‘Care areas’ characterize GE approach to ultrasound

January 3, 2008

GE Healthcare this week introduced two tailored, highly portable ultrasound systems, one for emergency medicine, the other for anesthesia. Although these systems are narrowly focused in the clinical sense, they reflect a multifaceted corporate approach to ultrasound that leverages different technologies to achieve specific goals.

GE Healthcare this week introduced two tailored, highly portable ultrasound systems, one for emergency medicine, the other for anesthesia. Although these systems are narrowly focused in the clinical sense, they reflect a multifaceted corporate approach to ultrasound that leverages different technologies to achieve specific goals.

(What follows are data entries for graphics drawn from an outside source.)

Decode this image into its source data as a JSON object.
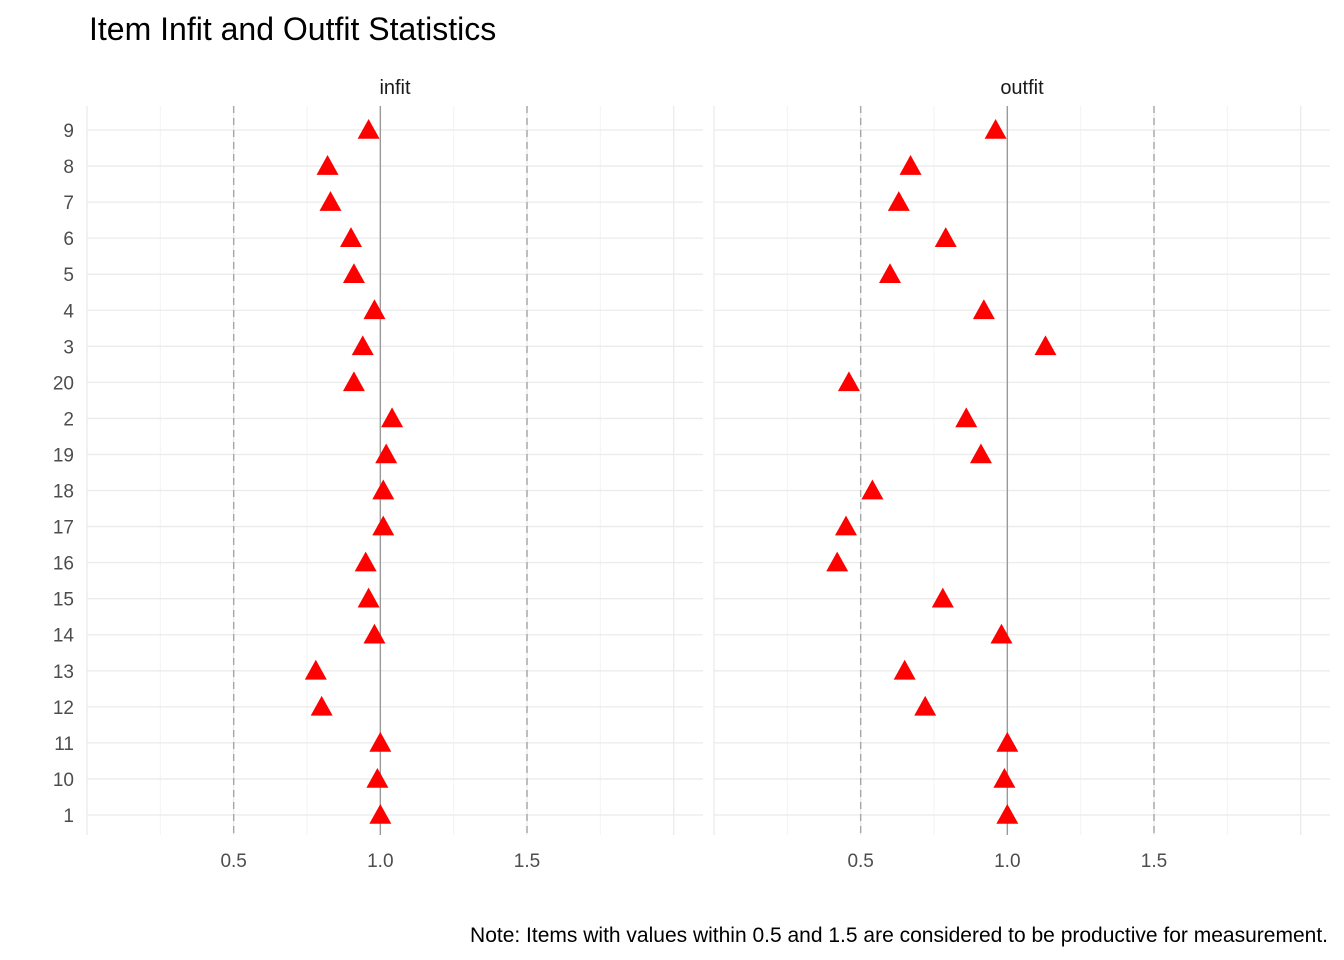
{
  "chart_data": {
    "type": "scatter",
    "title": "Item Infit and Outfit Statistics",
    "caption": "Note: Items with values within 0.5 and 1.5 are considered to be productive for measurement.",
    "categories": [
      "1",
      "10",
      "11",
      "12",
      "13",
      "14",
      "15",
      "16",
      "17",
      "18",
      "19",
      "2",
      "20",
      "3",
      "4",
      "5",
      "6",
      "7",
      "8",
      "9"
    ],
    "x_ticks": [
      "0.5",
      "1.0",
      "1.5"
    ],
    "x_tick_values": [
      0.5,
      1.0,
      1.5
    ],
    "xlim": [
      -0.0,
      2.1
    ],
    "reference_lines": {
      "solid": 1.0,
      "dashed": [
        0.5,
        1.5
      ]
    },
    "marker": {
      "shape": "triangle",
      "color": "#ff0000"
    },
    "grid": true,
    "panels": [
      {
        "name": "infit",
        "values": [
          1.0,
          0.99,
          1.0,
          0.8,
          0.78,
          0.98,
          0.96,
          0.95,
          1.01,
          1.01,
          1.02,
          1.04,
          0.91,
          0.94,
          0.98,
          0.91,
          0.9,
          0.83,
          0.82,
          0.96
        ]
      },
      {
        "name": "outfit",
        "values": [
          1.0,
          0.99,
          1.0,
          0.72,
          0.65,
          0.98,
          0.78,
          0.42,
          0.45,
          0.54,
          0.91,
          0.86,
          0.46,
          1.13,
          0.92,
          0.6,
          0.79,
          0.63,
          0.67,
          0.96
        ]
      }
    ]
  }
}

From a clinical perspective, the company is focusing on care areas defined by specific practices of medicine and addressed by certain technologies. GE's Logiq e Anesthesia Edition and Logiq e Emergency Medicine Edition, the two portable systems introduced last week, are fitted to the needs of specialists. They bring specific algorithms and presets designed to boost productivity and boost an already booming demand for hand-carried ultrasound (see sidebar).

In a broader sense, GE is addressing "care areas" with its more powerful cart-based systems, leveraging volumetric imaging to boost productivity and improve image quality for specific applications.

In an interview with DI SCAN, Terri Bresenham, vice president of diagnostic ultrasound and IT clinical systems, explained how the company is automating applications that run in these care areas for its cart-based Logiq systems. The catalyst is volumetric scanning, whereby whole areas of the body are swept with a transducer and the more mundane duties algorithmically divided up.

"Volumetric capabilities are designed to help improve diagnosis as well as workflow," Bresenham said.

Volumetric enhancements showcased at the RSNA meeting provide a tomographic image of the breast on the Logiq platform, providing coronal, sagittal, and transaxial views without going through the reformatting steps, or a surface-rendered image. The new visualizations are presented either at the console or on GE's VuePoint workstation.

Enhancements in abdominal ultrasound leverage 3D imaging to provide slices, as they do in the breast, and to calculate the volumes of certain tissues, such as cysts. In GE's obstetric care area, 3D algorithms color-code and then calculate the volumes of tissues such as a polycystic ovary or follicle. In neonatal imaging, they are used to measure the volume of the infant brain.

At RSNA 2007, GE also featured vascular imaging as another key care area, where enhancements improved image quality as well as productivity. Data gathered during an exam are automatically input to a structured report, Bresenham said. To get the most productivity, company engineers designed the system to transfer data to GE's VuePoint workstation, as the presentation of these data on the console would otherwise tie up the system.

Automating measurements and image presentation is the key, according to Bresenham, as GE looks for ways to make the operation of ultrasound systems easier and more convenient. It is a trend that will lead the company into the extended use of computer-aided diagnosis. Already the company is using CAD to detect pathologies in breast tissue and congenital defects in the fetal heart. Volumetric imaging is paving the way.

"What opens the door is when I go from a 2D world to 3D," she said. "I have a much better grasp of feature detection, a must better grasp of functionality and tissue dynamics. That is where ultrasound is going."